The Faculty is pleased to announce that the first recipient of the newly created Barbara Savage Prize for the best thesis in Black History is Sophie Gunning for her thesis ‘A Taste of Freedom?’.
Sophie writes:
It is a real honour to be awarded the Barbara Savage Prize for my thesis ‘A Taste of Freedom?’ which focused on how former slaves’ memories of food, cooking, taste, and smell worked to build and unite the black community in Georgia and undermine white supremacy in the 1930s.
I knew from the outset I wanted to write about race, and more specifically the construction of narratives about race, in America after studying the paper 'The Making of Modern America' with Stephen Tuck in my second year. Through this paper, I saw how both popular and academic narratives of race and the experience of blacks in America have been, and in many ways continue to be, shaped through white frames of reference.
My thesis used the interviews taken by the Works Progress Administration in the 1930s of former slaves. These interviews have often been deemed of little use for writing black history since they were recorded predominantly by whites and involved individuals in their eighties and nineties recalling their childhoods from seventy years prior. Yet, I was conscious that these sources still held huge potential.
By focusing on memory and more specifically, food memories and sensory memories, I attempted to understand not if what the interviewees said about slavery was aligned with the white narrative or even present understandings of slavery, but rather what we could understand from how they remembered slavery. Food and sensory memories emerged as a key theme both because they were a prism through which the past and present were bridged in the minds of interviewees but also because they were a medium through which whites sought to continue slavery, albeit under a different, legal name.
Accordingly, my thesis had four chapters. The first - ‘memories’ - demonstrated how white Georgians used food as a medium for constructing their own version of the slave past which justified the Jim Crow system of racial segregation. Chapter Two - ‘bodies’ - examined how pleasure and consumption allowed blacks to appropriate the commodification of their bodies, both in bondage and then in memory. Next, I looked at ‘spaces’ and considered memories of plantation cooking spaces in relation to African-American identity and the spatial politics of Jim Crow segregation. The final chapter - ‘emotions’ - demonstrated how emotions of love, comfort, and loneliness were key in shaping the articulation of memories of food, smells, and tastes in the 1930s and how simply feeling constituted a challenge to white supremacy.
I found writing this dissertation to be simultaneously enjoyable, shocking, and highly enlightening and I’m very grateful to my supervisor - Adam Smith - for helping me unravel this complex topic and bring together and resolve all the ideas and tensions which arose from this source base.
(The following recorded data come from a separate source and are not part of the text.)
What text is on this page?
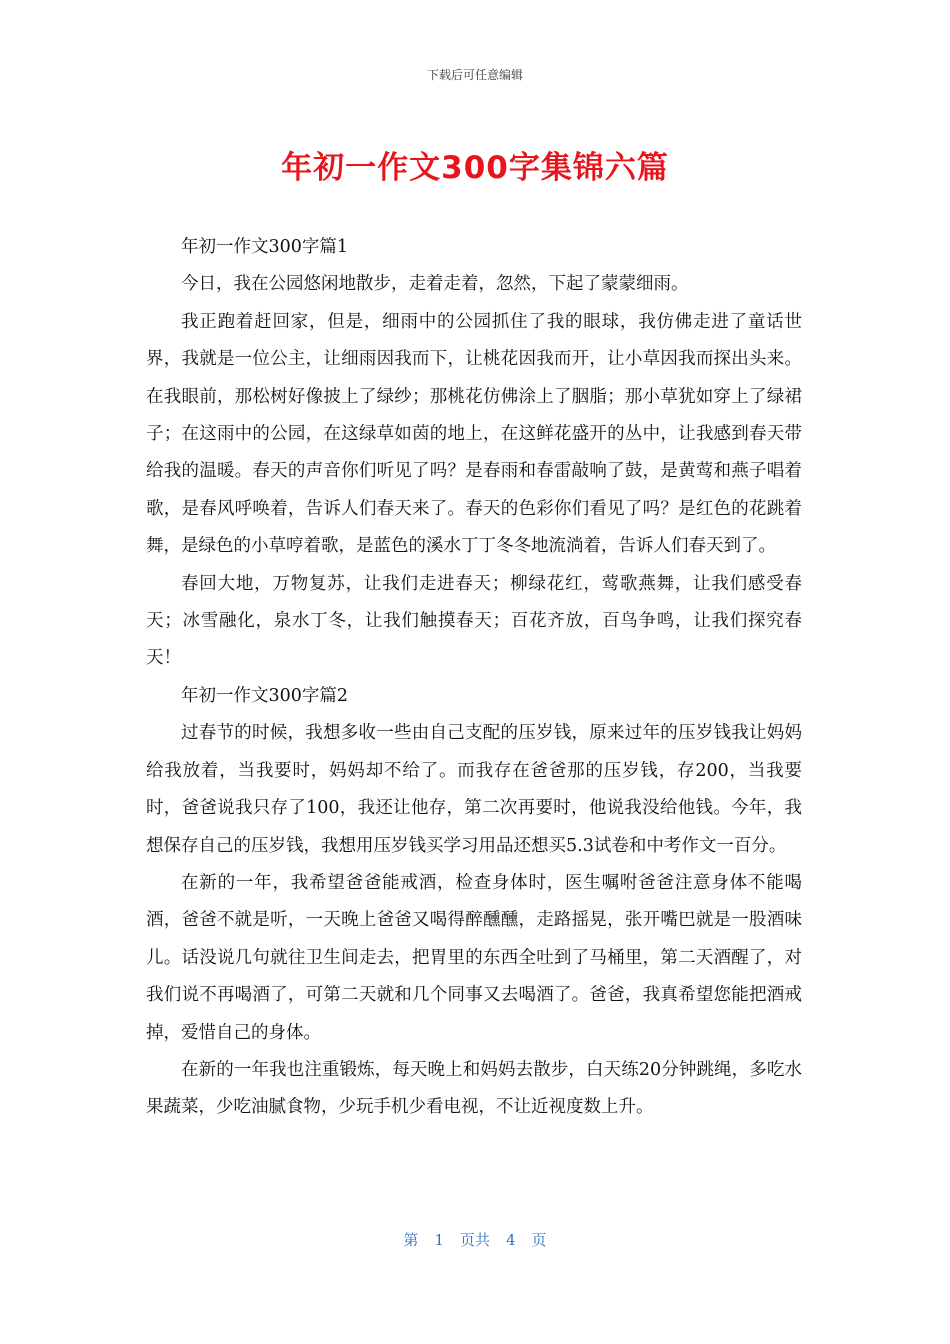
下载后可任意编辑
年初一作文300字集锦六篇

年初一作文300字篇1

今日，我在公园悠闲地散步，走着走着，忽然，下起了蒙蒙细雨。

我正跑着赶回家，但是，细雨中的公园抓住了我的眼球，我仿佛走进了童话世界，我就是一位公主，让细雨因我而下，让桃花因我而开，让小草因我而探出头来。在我眼前，那松树好像披上了绿纱；那桃花仿佛涂上了胭脂；那小草犹如穿上了绿裙子；在这雨中的公园，在这绿草如茵的地上，在这鲜花盛开的丛中，让我感到春天带给我的温暖。春天的声音你们听见了吗？是春雨和春雷敲响了鼓，是黄莺和燕子唱着歌，是春风呼唤着，告诉人们春天来了。春天的色彩你们看见了吗？是红色的花跳着舞，是绿色的小草哼着歌，是蓝色的溪水丁丁冬冬地流淌着，告诉人们春天到了。

春回大地，万物复苏，让我们走进春天；柳绿花红，莺歌燕舞，让我们感受春天；冰雪融化，泉水丁冬，让我们触摸春天；百花齐放，百鸟争鸣，让我们探究春天！

年初一作文300字篇2

过春节的时候，我想多收一些由自己支配的压岁钱，原来过年的压岁钱我让妈妈给我放着，当我要时，妈妈却不给了。而我存在爸爸那的压岁钱，存200，当我要时，爸爸说我只存了100，我还让他存，第二次再要时，他说我没给他钱。今年，我想保存自己的压岁钱，我想用压岁钱买学习用品还想买5.3试卷和中考作文一百分。

在新的一年，我希望爸爸能戒酒，检查身体时，医生嘱咐爸爸注意身体不能喝酒，爸爸不就是听，一天晚上爸爸又喝得醉醺醺，走路摇晃，张开嘴巴就是一股酒味儿。话没说几句就往卫生间走去，把胃里的东西全吐到了马桶里，第二天酒醒了，对我们说不再喝酒了，可第二天就和几个同事又去喝酒了。爸爸，我真希望您能把酒戒掉，爱惜自己的身体。

在新的一年我也注重锻炼，每天晚上和妈妈去散步，白天练20分钟跳绳，多吃水果蔬菜，少吃油腻食物，少玩手机少看电视，不让近视度数上升。

第 1 页共 4 页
The Barbara Savage Thesis Prize was created in 2020 following a town-hall meeting run by the Faculty consulting students to ask what could be done to make the teaching of history more diverse and inclusive and to advance race equality. Professor John Watts, Chair of the Faculty Board stated "creating the Black history thesis prize was something that we realised we could do right now, this year, to make explicit recognition of the excellent work of our students in the field, and it signals that the Faculty is committed to further change".
The Prize is named for Professor Barbara Savage, Geraldine R. Segal Professor of American Social Thought at the University of Pennsylvania. Professor Savage was the Harmsworth Visiting Professor of American History at Oxford in 2018.
On the creation of the prize, she said " The new Black History Thesis Prize is a step toward making this field more visible at Oxford. Black history offers opportunities for exciting new research across time and space. The prize also signals that Black lives mattered in the past, too. History always teaches us about the present. We cannot understand the nexus between racial legacies of the past and the pressing current moment without knowing that history.
I am excited that the prize will encourage Oxford students to explore black history with the creativity and commitment I saw during my time there as Harmsworth Professor in 2018-2019. It honors the field in which I work and am humbled that it bears my name."